Renonçant à des recherches qui ne donnaient que des résultats incertains, d'autres ont dit que c'est l'industrie qui tue les arts et la poésie. L'explication est facile à trouver, commode à répéter; il le serait moins d'en montrer le fondement. Qu'est-ce donc que l'industrie pour qu'elle produise cet effet mortel? L'industrie, c'est la science qui, mettant les forces de la nature au service de l'homme, l'affranchit peu à peu des travaux les plus rudes et lui donne ainsi plus de loisir pour cultiver son esprit et élever son âme. C'est elle qui transforme en maître des éléments l'être faible qui en était l'esclave et la victime. Il serait singulier qu'au moment où l'humanité a plus de temps pour écouter les écrivains, ceux-ci n'eussent plus rien à lui dire, et que cela même qui produit l'affranchissement de l'esprit, amenât la décadence de la littérature.

Voyez ensuite quels services l'industrie rend directement aux littérateurs. L'imprimerie multiplie les signes de la parole humaine avec une rapidité qui tient du prodige. Au moyen de la vapeur, les nations se visitent, se mêlent et se confondent au point de ne plus former bientôt qu'une seule famille qui, sans jalousie, accordera son admiration aux grands hommes de tous les pays. La pensée, traduite par l'éclair asservi, se communique en un instant aux extrémités de la terre. Que quelque part retentisse une voix qui parle de droit et de liberté, l'univers entier écoute et applaudit. Tel qui, il y

a un siècle, n'était entendu que dans sa province, peut se faire connaître aujourd'hui aux deux mondes, et l'écrivain qui jadis comptait ses lecteurs par milliers, peut maintenant les compter par millions. L'écho d'un nom illustre dans un pays en franchit bientôt les frontières et va retentir aux antipodes, en moins de temps qu'autrefois de Paris à Marseille. Comment donc l'industrie, qui procure mille fois plus d'auditeurs à l'homme de lettres, étoufferait-elle son inspiration, et par quelle contradiction en même temps qu'elle lui donne plus de moyens d'atteindre à la gloire, lui ôterait-elle le désir d'y arriver?

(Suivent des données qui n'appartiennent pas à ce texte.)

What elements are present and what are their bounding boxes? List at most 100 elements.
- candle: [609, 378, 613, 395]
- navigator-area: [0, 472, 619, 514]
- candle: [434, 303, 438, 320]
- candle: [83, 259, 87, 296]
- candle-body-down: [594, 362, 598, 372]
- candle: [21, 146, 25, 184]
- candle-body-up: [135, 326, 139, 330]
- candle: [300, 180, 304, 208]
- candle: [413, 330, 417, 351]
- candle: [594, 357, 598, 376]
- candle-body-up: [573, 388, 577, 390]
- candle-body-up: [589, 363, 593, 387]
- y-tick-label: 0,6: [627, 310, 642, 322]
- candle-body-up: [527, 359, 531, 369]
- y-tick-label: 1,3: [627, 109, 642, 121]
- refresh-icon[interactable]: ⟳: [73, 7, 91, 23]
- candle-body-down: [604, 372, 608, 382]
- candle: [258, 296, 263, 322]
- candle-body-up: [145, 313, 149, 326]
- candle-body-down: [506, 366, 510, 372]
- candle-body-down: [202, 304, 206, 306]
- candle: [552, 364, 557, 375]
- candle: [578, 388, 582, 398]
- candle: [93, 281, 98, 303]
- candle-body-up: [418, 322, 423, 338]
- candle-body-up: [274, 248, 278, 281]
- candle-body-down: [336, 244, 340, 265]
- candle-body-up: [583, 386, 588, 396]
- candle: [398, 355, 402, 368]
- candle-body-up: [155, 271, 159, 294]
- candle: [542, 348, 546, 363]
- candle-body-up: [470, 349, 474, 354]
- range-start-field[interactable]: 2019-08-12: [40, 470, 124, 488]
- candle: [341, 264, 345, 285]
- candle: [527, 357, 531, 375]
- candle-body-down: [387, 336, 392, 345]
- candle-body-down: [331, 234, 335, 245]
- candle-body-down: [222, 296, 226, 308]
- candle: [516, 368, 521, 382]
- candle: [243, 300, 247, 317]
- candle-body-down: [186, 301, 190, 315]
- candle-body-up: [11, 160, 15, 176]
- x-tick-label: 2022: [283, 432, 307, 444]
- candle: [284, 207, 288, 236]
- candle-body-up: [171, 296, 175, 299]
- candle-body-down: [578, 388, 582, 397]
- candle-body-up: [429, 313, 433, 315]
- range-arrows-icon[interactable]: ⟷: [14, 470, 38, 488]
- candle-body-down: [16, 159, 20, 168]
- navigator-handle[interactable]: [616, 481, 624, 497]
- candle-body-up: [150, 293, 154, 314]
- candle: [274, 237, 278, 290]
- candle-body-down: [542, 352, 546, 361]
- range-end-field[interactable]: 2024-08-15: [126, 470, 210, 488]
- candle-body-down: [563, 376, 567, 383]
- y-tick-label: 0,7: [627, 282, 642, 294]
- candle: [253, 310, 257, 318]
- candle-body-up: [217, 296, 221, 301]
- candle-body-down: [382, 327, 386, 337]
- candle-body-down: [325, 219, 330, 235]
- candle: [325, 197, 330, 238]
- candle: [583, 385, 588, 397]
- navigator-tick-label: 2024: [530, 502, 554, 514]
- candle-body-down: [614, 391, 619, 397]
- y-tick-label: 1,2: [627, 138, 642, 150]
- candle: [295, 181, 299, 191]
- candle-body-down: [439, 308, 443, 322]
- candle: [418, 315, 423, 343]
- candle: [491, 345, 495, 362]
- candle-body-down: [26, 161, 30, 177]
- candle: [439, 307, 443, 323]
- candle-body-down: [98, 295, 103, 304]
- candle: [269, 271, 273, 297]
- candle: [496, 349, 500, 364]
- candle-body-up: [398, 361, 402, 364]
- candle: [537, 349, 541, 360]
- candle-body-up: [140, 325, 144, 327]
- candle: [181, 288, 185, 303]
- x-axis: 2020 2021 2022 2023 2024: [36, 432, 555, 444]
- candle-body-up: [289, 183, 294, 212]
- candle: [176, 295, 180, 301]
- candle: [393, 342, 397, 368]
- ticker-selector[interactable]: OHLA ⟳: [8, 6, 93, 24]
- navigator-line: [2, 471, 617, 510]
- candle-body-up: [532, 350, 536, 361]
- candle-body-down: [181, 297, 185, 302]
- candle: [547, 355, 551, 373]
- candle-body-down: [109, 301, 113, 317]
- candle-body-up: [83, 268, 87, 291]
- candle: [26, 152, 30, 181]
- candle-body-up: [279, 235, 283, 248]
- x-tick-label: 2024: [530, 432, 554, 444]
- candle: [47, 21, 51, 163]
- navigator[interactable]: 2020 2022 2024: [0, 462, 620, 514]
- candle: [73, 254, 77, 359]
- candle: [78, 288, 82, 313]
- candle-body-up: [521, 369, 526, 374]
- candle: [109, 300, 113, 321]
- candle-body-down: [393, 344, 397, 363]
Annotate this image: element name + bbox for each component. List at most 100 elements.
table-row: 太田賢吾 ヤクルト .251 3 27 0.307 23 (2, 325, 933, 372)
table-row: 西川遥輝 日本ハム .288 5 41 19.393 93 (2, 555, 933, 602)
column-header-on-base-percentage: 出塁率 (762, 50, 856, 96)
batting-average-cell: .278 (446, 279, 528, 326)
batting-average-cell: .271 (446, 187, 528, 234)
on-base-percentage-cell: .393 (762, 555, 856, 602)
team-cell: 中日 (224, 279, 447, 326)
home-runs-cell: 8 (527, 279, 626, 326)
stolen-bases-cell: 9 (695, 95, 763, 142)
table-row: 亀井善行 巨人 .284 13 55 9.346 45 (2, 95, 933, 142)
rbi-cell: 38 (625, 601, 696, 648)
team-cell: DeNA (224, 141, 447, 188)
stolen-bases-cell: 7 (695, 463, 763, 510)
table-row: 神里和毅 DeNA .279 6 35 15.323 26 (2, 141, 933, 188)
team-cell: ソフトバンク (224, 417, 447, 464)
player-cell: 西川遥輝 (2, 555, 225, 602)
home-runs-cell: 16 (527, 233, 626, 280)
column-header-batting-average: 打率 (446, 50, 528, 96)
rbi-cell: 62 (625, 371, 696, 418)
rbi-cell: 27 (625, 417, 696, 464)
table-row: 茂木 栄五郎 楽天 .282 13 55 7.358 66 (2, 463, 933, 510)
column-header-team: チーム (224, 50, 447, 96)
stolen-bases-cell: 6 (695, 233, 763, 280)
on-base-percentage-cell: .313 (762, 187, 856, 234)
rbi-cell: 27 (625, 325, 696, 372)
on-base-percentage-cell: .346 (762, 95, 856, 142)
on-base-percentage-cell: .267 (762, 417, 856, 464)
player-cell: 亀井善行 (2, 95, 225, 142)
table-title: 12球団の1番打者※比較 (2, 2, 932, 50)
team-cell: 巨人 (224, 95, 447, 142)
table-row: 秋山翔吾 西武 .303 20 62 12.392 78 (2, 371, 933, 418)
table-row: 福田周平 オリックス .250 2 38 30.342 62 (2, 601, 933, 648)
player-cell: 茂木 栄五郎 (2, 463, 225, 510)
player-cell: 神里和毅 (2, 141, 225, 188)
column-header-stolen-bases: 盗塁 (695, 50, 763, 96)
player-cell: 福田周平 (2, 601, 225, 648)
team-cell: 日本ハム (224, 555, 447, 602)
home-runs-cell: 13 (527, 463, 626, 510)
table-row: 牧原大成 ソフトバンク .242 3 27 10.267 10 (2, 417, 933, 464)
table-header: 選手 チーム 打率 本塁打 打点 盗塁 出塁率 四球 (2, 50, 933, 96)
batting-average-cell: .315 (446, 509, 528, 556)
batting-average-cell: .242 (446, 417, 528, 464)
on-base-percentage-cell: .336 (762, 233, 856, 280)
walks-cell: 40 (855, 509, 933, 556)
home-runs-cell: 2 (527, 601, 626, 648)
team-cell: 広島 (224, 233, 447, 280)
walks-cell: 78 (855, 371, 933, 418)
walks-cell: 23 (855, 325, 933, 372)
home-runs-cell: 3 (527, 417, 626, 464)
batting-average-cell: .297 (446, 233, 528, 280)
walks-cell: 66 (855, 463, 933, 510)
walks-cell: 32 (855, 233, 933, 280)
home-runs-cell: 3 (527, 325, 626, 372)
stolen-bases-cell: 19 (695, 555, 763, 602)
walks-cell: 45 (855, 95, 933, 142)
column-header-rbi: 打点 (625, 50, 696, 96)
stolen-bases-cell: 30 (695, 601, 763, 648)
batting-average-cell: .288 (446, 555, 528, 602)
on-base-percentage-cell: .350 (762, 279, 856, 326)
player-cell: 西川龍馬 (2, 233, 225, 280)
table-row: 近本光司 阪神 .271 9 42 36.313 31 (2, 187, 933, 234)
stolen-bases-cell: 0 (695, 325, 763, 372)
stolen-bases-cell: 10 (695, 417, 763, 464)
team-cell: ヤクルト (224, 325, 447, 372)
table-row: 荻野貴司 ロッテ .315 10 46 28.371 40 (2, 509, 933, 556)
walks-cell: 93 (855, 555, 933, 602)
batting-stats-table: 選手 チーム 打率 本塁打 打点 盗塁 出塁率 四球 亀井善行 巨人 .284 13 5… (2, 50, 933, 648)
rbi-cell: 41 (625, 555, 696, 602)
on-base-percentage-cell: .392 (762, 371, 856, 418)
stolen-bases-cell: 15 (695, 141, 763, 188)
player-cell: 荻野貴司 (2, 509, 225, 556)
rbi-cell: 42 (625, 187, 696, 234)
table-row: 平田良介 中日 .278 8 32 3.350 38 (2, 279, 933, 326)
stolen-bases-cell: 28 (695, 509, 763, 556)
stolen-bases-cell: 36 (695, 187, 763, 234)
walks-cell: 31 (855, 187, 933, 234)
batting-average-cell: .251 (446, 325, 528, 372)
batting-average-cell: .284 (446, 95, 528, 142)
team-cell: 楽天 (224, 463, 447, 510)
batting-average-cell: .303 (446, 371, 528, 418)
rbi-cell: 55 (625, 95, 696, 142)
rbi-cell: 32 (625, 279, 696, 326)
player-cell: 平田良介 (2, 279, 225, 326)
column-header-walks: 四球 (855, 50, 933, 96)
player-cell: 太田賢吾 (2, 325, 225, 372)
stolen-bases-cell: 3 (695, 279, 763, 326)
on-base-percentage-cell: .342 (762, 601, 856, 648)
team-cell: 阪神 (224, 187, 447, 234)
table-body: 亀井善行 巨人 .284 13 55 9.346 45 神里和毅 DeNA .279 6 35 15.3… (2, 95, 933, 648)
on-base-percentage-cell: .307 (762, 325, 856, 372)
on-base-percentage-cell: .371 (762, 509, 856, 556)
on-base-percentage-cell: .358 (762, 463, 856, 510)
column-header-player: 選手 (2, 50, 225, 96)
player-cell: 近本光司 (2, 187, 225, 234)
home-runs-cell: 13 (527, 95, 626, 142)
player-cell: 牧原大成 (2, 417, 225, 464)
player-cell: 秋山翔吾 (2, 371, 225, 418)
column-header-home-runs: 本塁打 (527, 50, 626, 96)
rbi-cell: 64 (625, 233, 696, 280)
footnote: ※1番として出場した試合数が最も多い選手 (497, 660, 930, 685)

D'ailleurs, quoi de plus fait pour inspirer le génie que les prodiges de la civilisation moderne? Les abîmes des cieux mesurés, les profondeurs des océans sondées, l'infini entrevu dans la poussière d'une pierre à polir aussi bien que dans l'innombrable multitude des astres, le sein de la terre entrouvert et laissant lire en ses empreintes, comme dans une suite de médailles naturelles, l'histoire merveilleuse des créations antérieures, le globe entier exploré et soumis peu à peu aux pacifiques conquêtes du commerce et de la colonisation, les origines des peuples, des langues, des poésies étudiées avec une persévérance admirable, en un mot, le temps et l'espace révélant tour à tour leurs mystères, tout cela ne donne-t-il pas à notre époque un caractère de grandeur et de poésie que n'eurent jamais les siècles passés? Faudrait-il donc admettre que les progrès de la science soient contraires à ceux des arts et que le nombre et l'élévation des sujets produise l'impuissance des auteurs?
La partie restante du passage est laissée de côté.